Ricardo Vidal é um exemplo de superação. Não sabia como iria ser o futuro, mas meteu na cabeça que tinha de sair do hospital para a sua vida andar. O humor era seu aliado, o mecanismo de defesa, para mudar o registo dos amigos que o visitavam e que não sabiam o que dizer. Apesar de tudo, e de tantos momentos em baixo em que não conseguia falar, mantinha a capacidade de brincar com a situação “Às vezes, é necessário parar, observar o que estamos a fazer, o que dizemos, o que pensamos, para depois conseguirmos fazer algo diferente e que nos motiva”, diz.

Marco e Fábio estão satisfeitos. Fábio lembra-se do dia da operação no São João, o médico Ricardo Horta sempre a ver se estava tudo bem, se o enxerto pegava. Poderá, se quiser, fazer uma cirurgia estética, pequenos retoques. “Não me parece necessário mexer no braço que agora está a funcionar.”

Ricardo Horta sabe como é vida destes doentes. “Muitos apresentam problemas de autoestima e imagem muito significativos, dificuldades nas suas relações profissionais, afetivas, familiares. Evitam estar expostos aos olhares furtivos e isolam-se, sofrem a chamada morte social.” No entanto, não é só a parte estética que está em causa. “É importante fazer esta reabilitação a estes doentes de forma a serem mais otimistas e ficarem mais confiantes. São doentes muito motivados, que aderem muito bem aos planos terapêuticos, que comparecem às consultas, que estão dispostos a fazer as cirurgias que forem necessárias.”

A pele, o maior órgão do corpo, é um espelho da vivência de cada pessoa. Nos casos em que a imagem muda, a personalidade e as circunstâncias importam, segundo Eduardo Carqueja, psicólogo clínico, diretor do departamento de Psicologia do São João. “Como estas pessoas olham não só para o momento, mas também para o futuro. Esteticamente vão ter sempre um olhar e, às vezes, é difícil normalizar o que não é normal em termos de estética”, adianta. “Nestas pessoas, o importante é que continuam a viver muito presas à vida, com olhar de presente e de futuro, e que validam o que é uma alteração visual.” Uma vida não é apenas um corpo ou uma imagem.

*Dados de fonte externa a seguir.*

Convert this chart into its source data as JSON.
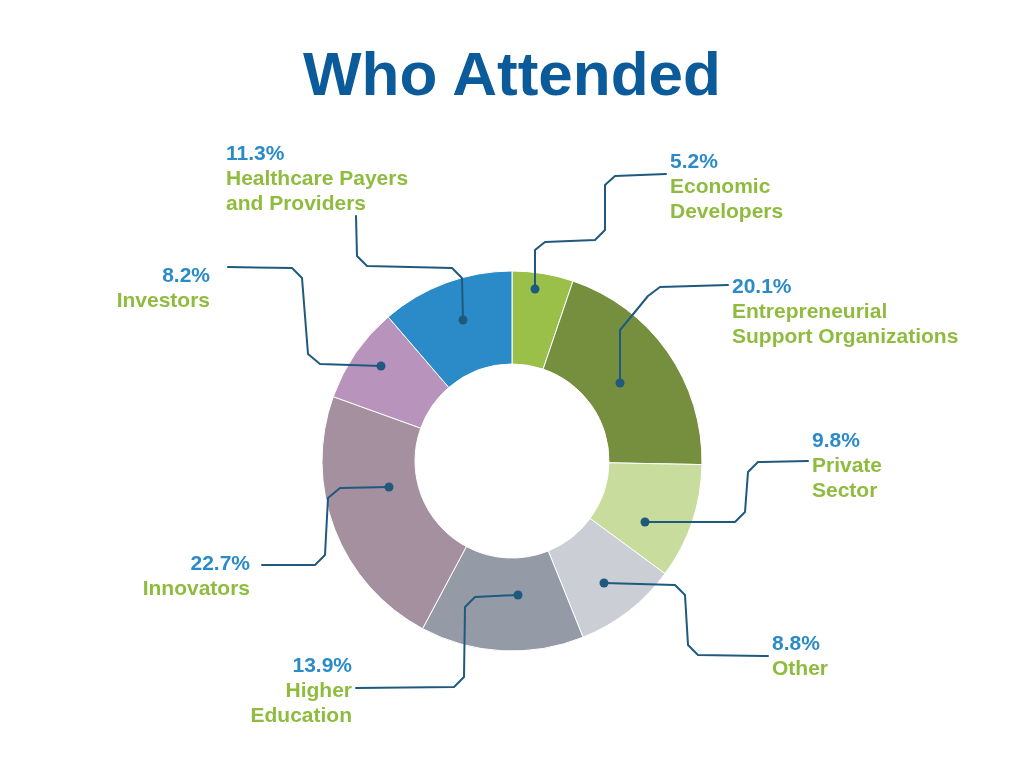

“Ui que grande diferença, que grande diferença. Tem sido um trabalho muito delicado”, diz Bernardino Carneiro que neste ano e meio sempre falou em fé, em esperança, em acreditar. Uma vida de emigrante, 33 anos em Estrasburgo, França, foi marceneiro, restaurava móveis antigos, voltou à terra, a Paços de Ferreira, tornou-se estofador. “A gente gosta disto, tinha a minha casa, o meu quintal.” Tem três filhos, um rapaz e uma rapariga gémeos e um rapaz mais novo. Agora fala num novo começo. “A vida está quase normal. É uma sensação diferente, às vezes nem acredito que seja verdade.” Idalina, a filha, sempre a seu lado. Em alguns momentos, confessa, teve o coração nas mãos. “Valeu a pena? Valeu. Nem dá para descrever, come melhor, respira melhor, já não se suja.” Bernardino não esconde a imensa alegria a poucos dias da última sessão de laser, feita há menos de duas semanas. “Sem dúvida que foi uma decisão bem tirada, uma aposta muito bem-sucedida. Sinto-me outra pessoa. As crianças já não sentem aquele impacto”, salienta. “Desistir era uma ofensa”, reconhece. Para si, para os médicos, para todos.